Jeden Monat sterben Menschen bei Polizeieinsätzen. Doch wie viele es genau sind, können Behörden nicht sagen. In einem Rechtsstaat ist das ein Problem. Als die Berliner Polizei an einem Abend im April 2022 in den Ortsteil Niederschöneweide gerufen wird, geht es um Hausfriedensbruch. Eigentlich ein Routineeinsatz. Im Hausflur treffen die Polizisten auf drei Obdachlose, heißt es später in der Polizeimeldung. Die Beamten fordern die Männer auf, zu gehen. Zwei von ihnen verlassen nach Polizeiangaben den Flur, doch dann geht etwas schief: Ein 39-jähriger Betrunkener habe mit einer Glasflasche geworfen und die Polizisten mit Tritten und Schlägen angegriffen. Diese sprühen Pfefferspray und fixieren den Mann, der sich weiter wehrt. Der Mann “litt dann aber plötzlich unter Atemnot und verlor das Bewusstsein”, schreibt die Polizei. Sechs Tage später stirbt er im Krankenhaus. Jeden Monat gibt es in Deutschland Fälle wie diesen: Menschen sterben während oder nach Polizeieinsätzen.
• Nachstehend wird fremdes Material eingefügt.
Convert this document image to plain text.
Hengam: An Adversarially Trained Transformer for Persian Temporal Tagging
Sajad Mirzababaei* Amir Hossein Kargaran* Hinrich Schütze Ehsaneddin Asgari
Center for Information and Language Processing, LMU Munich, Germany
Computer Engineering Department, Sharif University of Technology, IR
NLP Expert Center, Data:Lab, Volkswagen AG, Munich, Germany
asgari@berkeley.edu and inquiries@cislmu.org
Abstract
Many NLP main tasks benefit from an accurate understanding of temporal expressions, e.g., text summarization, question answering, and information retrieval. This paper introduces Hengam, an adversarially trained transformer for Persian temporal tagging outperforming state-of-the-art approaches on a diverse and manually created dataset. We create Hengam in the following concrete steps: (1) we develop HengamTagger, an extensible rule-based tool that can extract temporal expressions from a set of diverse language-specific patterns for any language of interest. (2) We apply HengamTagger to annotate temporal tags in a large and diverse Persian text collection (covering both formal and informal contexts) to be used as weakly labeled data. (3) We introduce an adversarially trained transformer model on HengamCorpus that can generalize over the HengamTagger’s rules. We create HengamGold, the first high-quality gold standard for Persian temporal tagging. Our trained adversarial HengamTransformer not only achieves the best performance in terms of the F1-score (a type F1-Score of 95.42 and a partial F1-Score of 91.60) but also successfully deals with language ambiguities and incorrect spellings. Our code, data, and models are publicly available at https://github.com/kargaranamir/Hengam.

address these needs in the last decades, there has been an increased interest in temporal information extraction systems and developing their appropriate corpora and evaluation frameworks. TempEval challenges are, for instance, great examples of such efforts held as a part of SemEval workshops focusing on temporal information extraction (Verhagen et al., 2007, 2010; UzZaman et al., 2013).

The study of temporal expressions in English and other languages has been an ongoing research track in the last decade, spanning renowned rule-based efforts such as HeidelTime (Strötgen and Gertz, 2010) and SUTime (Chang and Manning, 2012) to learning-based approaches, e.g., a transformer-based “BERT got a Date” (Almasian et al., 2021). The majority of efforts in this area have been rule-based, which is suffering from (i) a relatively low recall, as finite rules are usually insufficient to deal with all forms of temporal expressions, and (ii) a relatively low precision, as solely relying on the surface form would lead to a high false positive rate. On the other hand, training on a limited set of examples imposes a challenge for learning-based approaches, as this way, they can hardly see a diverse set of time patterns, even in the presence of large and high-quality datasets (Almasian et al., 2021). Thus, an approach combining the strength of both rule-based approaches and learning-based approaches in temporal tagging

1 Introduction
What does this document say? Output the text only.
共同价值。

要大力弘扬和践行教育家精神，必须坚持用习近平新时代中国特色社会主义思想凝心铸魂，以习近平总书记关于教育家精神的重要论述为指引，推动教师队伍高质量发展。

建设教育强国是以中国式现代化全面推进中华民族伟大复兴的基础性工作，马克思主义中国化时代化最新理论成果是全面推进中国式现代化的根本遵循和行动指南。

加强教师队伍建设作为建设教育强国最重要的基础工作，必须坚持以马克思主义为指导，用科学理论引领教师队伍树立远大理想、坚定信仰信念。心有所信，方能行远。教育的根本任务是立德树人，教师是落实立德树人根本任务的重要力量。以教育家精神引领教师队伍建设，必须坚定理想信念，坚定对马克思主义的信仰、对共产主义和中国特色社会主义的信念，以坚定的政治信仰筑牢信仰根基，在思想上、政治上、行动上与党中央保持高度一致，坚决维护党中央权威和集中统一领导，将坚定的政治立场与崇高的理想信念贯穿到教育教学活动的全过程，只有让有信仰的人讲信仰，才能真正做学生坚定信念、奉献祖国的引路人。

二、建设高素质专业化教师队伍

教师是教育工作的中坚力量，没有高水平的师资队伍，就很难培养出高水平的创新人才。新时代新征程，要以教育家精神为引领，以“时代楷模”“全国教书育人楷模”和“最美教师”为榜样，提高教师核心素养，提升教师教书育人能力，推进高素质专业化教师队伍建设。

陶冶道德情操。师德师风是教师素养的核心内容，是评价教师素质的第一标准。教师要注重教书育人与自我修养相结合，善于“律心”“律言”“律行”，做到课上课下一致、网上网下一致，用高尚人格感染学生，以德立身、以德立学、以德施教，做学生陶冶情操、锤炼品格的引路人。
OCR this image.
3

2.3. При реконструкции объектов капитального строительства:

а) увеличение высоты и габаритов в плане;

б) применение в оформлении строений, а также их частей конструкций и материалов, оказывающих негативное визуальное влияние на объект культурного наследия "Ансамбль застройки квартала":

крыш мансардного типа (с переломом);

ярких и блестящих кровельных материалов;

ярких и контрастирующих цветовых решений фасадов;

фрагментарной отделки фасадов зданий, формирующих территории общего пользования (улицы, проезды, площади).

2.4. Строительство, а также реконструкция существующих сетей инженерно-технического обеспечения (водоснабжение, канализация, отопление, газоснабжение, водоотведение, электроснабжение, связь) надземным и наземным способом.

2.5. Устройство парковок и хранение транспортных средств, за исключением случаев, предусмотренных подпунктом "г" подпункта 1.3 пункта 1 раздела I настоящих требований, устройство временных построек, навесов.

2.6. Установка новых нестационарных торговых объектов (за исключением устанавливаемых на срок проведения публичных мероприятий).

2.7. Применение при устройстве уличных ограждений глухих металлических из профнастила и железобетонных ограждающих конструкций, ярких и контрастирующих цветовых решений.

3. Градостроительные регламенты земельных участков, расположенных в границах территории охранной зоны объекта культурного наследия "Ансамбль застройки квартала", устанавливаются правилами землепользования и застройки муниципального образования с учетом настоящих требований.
Darunter sind Fälle wie der des 16-jährigen Mouhamed Dramé. Die Dortmunder Polizei erschoss ihn mit einer Maschinenpistole, es gab viele Berichte und eine große öffentliche Debatte. Doch viele Fälle greift höchstens die Lokalpresse auf oder sie erscheinen gar nicht in den Medien, meist dann, wenn keine Schusswaffen im Einsatz waren oder der Tod erst Tage später eintritt, wie im Fall des 39-jährigen Berliners. (…) Deutsche Behörden erfassen die jährliche Apfelernte, zählen Verkehrsunfälle und kennen den Bildungsstand der Bürgerinnen und Bürger. Doch wie viele Menschen bei Polizeieinsätzen sterben, ist ihnen nicht bekannt. Die Polizei darf als staatliches Organ körperliche Gewalt ausüben. Im Gegenzug müsste sie sich eine besonders genaue Kontrolle gefallen lassen. Wie kann es sein, dass ausgerechnet hier eine Statistik fehlt? In einem Rechtsstaat sei das ein Problem, sagt Tobias Singelnstein, Professor für Kriminologie und Strafrecht an der Johann Wolfgang Goethe-Universität Frankfurt: “Es gehört zu den Basics des Rechtsstaats, dass das Handeln der Polizei kontrolliert werden muss”, sagt er. Gewalt dürfe bei der Polizei nur als letztes Mittel und so wenig wie erforderlich zum Einsatz kommen. “Solange wir als Gesellschaft aber gar nicht genau wissen, wie häufig, wo und in welcher Form die Polizei Gewalt einsetzt, ist eine solche rechtsstaatliche Kontrolle polizeilichen Handelns nicht hinreichend möglich.”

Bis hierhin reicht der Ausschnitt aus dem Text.